By Chipp Norcross

Chipp Norcross, Synecticsworld

I’ve had many conversations over the years about how Synectics fits into a Lean organization. On a flight home to Miami, I realized that looking at Lean as strictly competing with Synectics is like saying hydrogen and oxygen can’t work together. The bottle of water on my tray table suggested otherwise.

So, with one of our clients we conducted a Lean + Synectics event where we added the principals of Synectics around Lean methodologies.

For those of you new to the term, “Lean” is a very robust approach to driving waste out of an organization built upon decades of experience with the famous Toyota Production System. The high-level steps that occur during our client’s Lean process are:

  1. Learning about the Seven Wastes (muda) that happen in organizations
  2. Visiting the location where the issue exists to observe and talk to the people who work with it every day (gemba walk)
  3. Generating ideas to reduce wastes and creating summary “idea sheets”
  4. Piloting the “idea sheets” immediately and measuring impact to learn what works and what needs further development (trystorming)
  5. Implementing the solutions while monitoring the benefits over time.

Synectics is dynamic process designed to guide and inspire teams to creatively produce innovative solutions to complex challenges.
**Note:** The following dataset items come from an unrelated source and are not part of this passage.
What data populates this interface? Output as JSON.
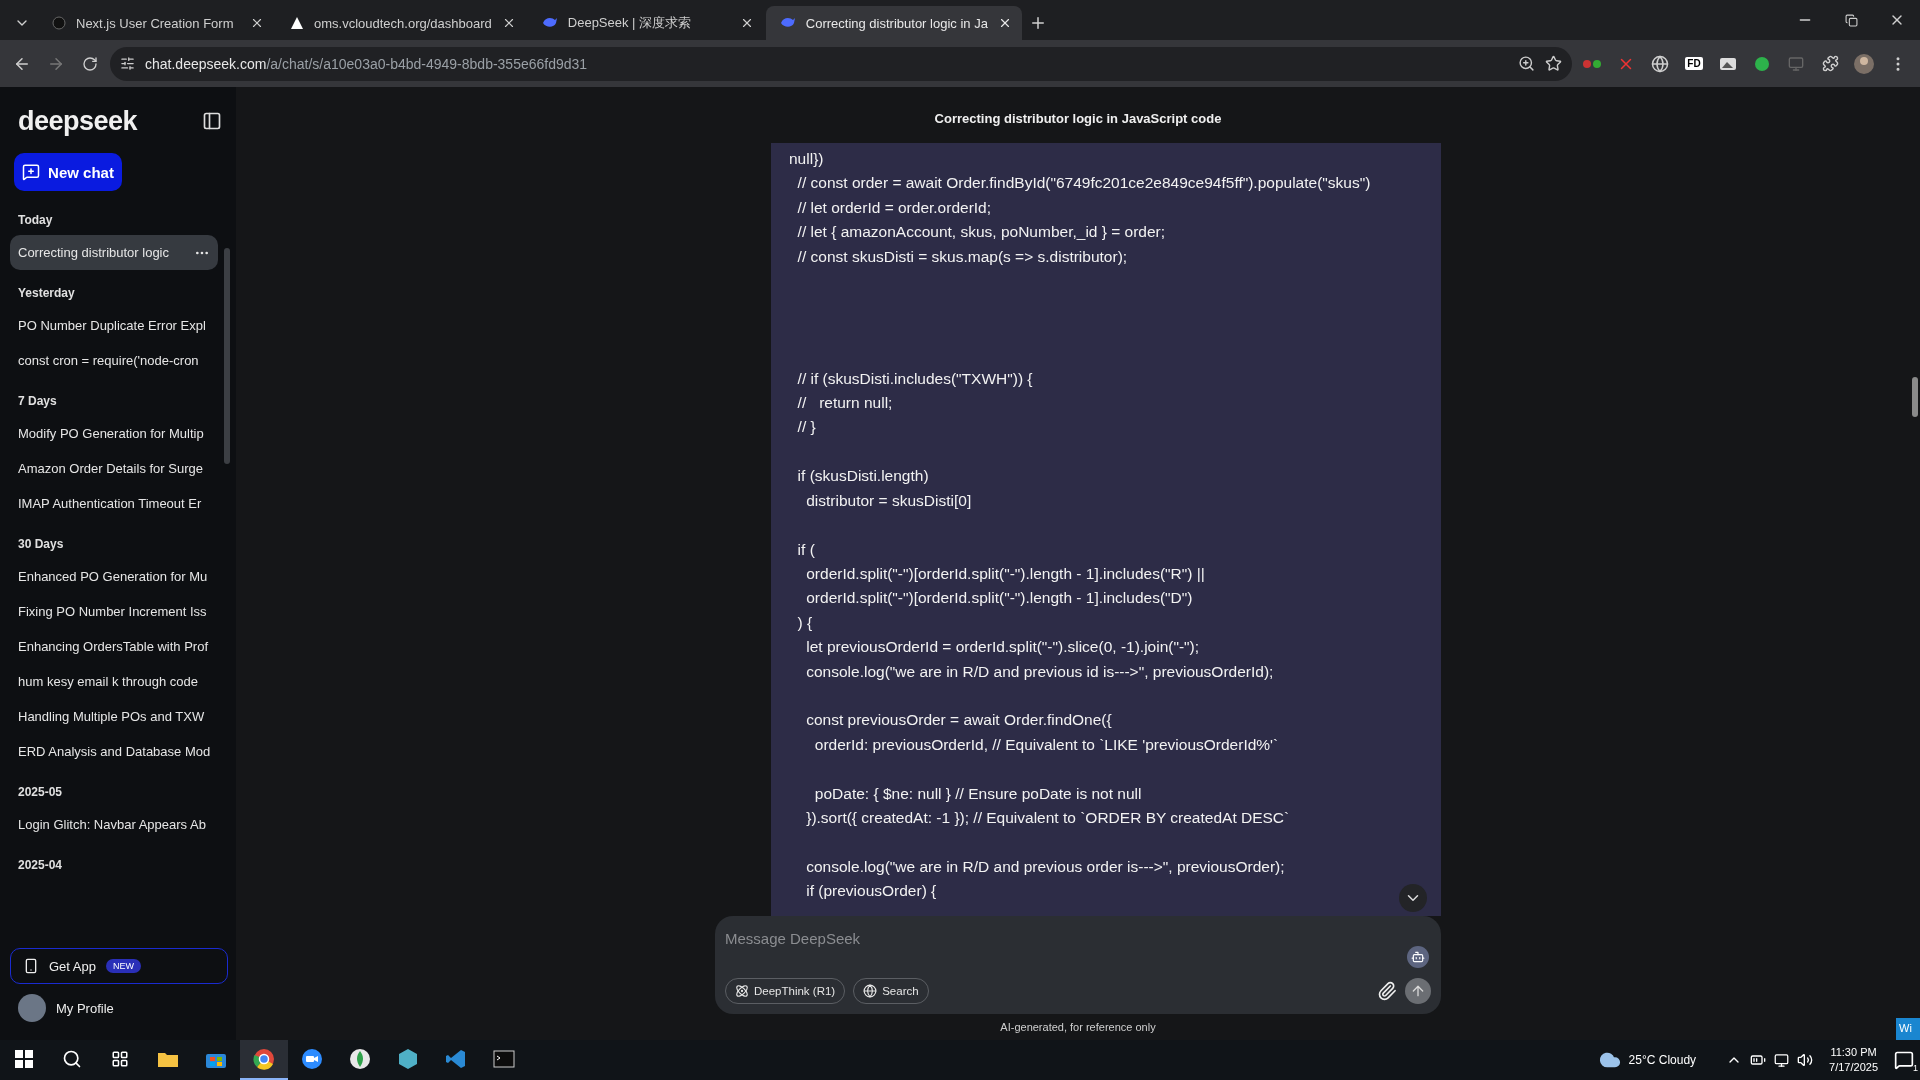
{
  "browser": {
    "tabs": [
      {
        "title": "Next.js User Creation Form",
        "kind": "dark",
        "selected": false
      },
      {
        "title": "oms.vcloudtech.org/dashboard",
        "kind": "triangle",
        "selected": false
      },
      {
        "title": "DeepSeek | 深度求索",
        "kind": "whale",
        "selected": false
      },
      {
        "title": "Correcting distributor logic in Ja",
        "kind": "whale",
        "selected": true
      }
    ],
    "url_host": "chat.deepseek.com",
    "url_path": "/a/chat/s/a10e03a0-b4bd-4949-8bdb-355e66fd9d31",
    "extension_badge": "FD"
  },
  "sidebar": {
    "logo": "deepseek",
    "new_chat": "New chat",
    "groups": [
      {
        "label": "Today",
        "items": [
          {
            "title": "Correcting distributor logic",
            "selected": true
          }
        ]
      },
      {
        "label": "Yesterday",
        "items": [
          {
            "title": "PO Number Duplicate Error Expl",
            "selected": false
          },
          {
            "title": "const cron = require('node-cron",
            "selected": false
          }
        ]
      },
      {
        "label": "7 Days",
        "items": [
          {
            "title": "Modify PO Generation for Multip",
            "selected": false
          },
          {
            "title": "Amazon Order Details for Surge",
            "selected": false
          },
          {
            "title": "IMAP Authentication Timeout Er",
            "selected": false
          }
        ]
      },
      {
        "label": "30 Days",
        "items": [
          {
            "title": "Enhanced PO Generation for Mu",
            "selected": false
          },
          {
            "title": "Fixing PO Number Increment Iss",
            "selected": false
          },
          {
            "title": "Enhancing OrdersTable with Prof",
            "selected": false
          },
          {
            "title": "hum kesy email k through code",
            "selected": false
          },
          {
            "title": "Handling Multiple POs and TXW",
            "selected": false
          },
          {
            "title": "ERD Analysis and Database Mod",
            "selected": false
          }
        ]
      },
      {
        "label": "2025-05",
        "items": [
          {
            "title": "Login Glitch: Navbar Appears Ab",
            "selected": false
          }
        ]
      },
      {
        "label": "2025-04"
      }
    ],
    "get_app": "Get App",
    "get_app_badge": "NEW",
    "profile": "My Profile"
  },
  "chat": {
    "title": "Correcting distributor logic in JavaScript code",
    "code": "null})\n  // const order = await Order.findById(\"6749fc201ce2e849ce94f5ff\").populate(\"skus\")\n  // let orderId = order.orderId;\n  // let { amazonAccount, skus, poNumber,_id } = order;\n  // const skusDisti = skus.map(s => s.distributor);\n\n\n\n\n  // if (skusDisti.includes(\"TXWH\")) {\n  //   return null;\n  // }\n\n  if (skusDisti.length)\n    distributor = skusDisti[0]\n\n  if (\n    orderId.split(\"-\")[orderId.split(\"-\").length - 1].includes(\"R\") ||\n    orderId.split(\"-\")[orderId.split(\"-\").length - 1].includes(\"D\")\n  ) {\n    let previousOrderId = orderId.split(\"-\").slice(0, -1).join(\"-\");\n    console.log(\"we are in R/D and previous id is--->\", previousOrderId);\n\n    const previousOrder = await Order.findOne({\n      orderId: previousOrderId, // Equivalent to `LIKE 'previousOrderId%'`\n\n      poDate: { $ne: null } // Ensure poDate is not null\n    }).sort({ createdAt: -1 }); // Equivalent to `ORDER BY createdAt DESC`\n\n    console.log(\"we are in R/D and previous order is--->\", previousOrder);\n    if (previousOrder) {",
    "input": {
      "placeholder": "Message DeepSeek"
    },
    "chips": [
      {
        "label": "DeepThink (R1)",
        "kind": "think"
      },
      {
        "label": "Search",
        "kind": "web"
      }
    ],
    "footer": "AI-generated, for reference only"
  },
  "taskbar": {
    "apps": [
      {
        "kind": "explorer",
        "selected": false
      },
      {
        "kind": "store",
        "selected": false
      },
      {
        "kind": "chrome",
        "selected": true
      },
      {
        "kind": "zoom",
        "selected": false
      },
      {
        "kind": "mongo",
        "selected": false
      },
      {
        "kind": "hex",
        "selected": false
      },
      {
        "kind": "vscode",
        "selected": false
      },
      {
        "kind": "terminal",
        "selected": false
      }
    ],
    "weather": "25°C Cloudy",
    "time": "11:30 PM",
    "date": "7/17/2025",
    "notifications": "1"
  },
  "corner_popup": "Wi"
}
The challenge of the session with our client was the integration of the Synectics principals into the Lean processes.   A couple of key elements that we found most effective were;

Synectics Climate Management:  Not an active process inside of the Lean methodology, climate management is an integral part of Synectics that establishes and maintains an invaluable collaborative climate around a team’s work.   It enables ideas to grow, and the participants to focus their mental energy around working together to solve their complex challenges.  We employed classic Synectics tools like climate setters, wishing, and crediting/building to great effect on the Lean team’s work.

Synectics Creative Problem Solving:  Similarly, we incorporated the Synectics Creative Problem-Solving approach to further involve the extended team members who would be impacted by the outcomes of the Lean workshop. This is an essential element in avoiding the Not Invented Here syndrome that can sink many a great concept.   This started with “wishing” during the gemba walk and included using the Synectics Itemized Response (a balanced review of the plusses and concerns about an idea) to evaluate the idea sheets and the outcomes of the trystorming.

Our  client noted how her team:

  1. Achieved better outcomes than she had imagined
  2. Was able to take bigger risks with its thinking, laying a path to bigger rewards, because of the uplifting climate Synectics Climate Management had created
  3. Truly enjoyed working together in such a collaborative and open way.

Our client’s Lean program team had the courage to see how Lean + Synectics could work together, and their spirit of collaboration and open-mindedness was critical.

I have a real appreciation for the very artful and structured way that their Lean process keeps the team moving towards prototyping and implementing their work throughout the workshop, putting the focus on the operational outcomes of the work. When coupled with the creative focus of Synectics, it strikes a strong balance between the Operational World and the Innovative World and creates a fast track to success.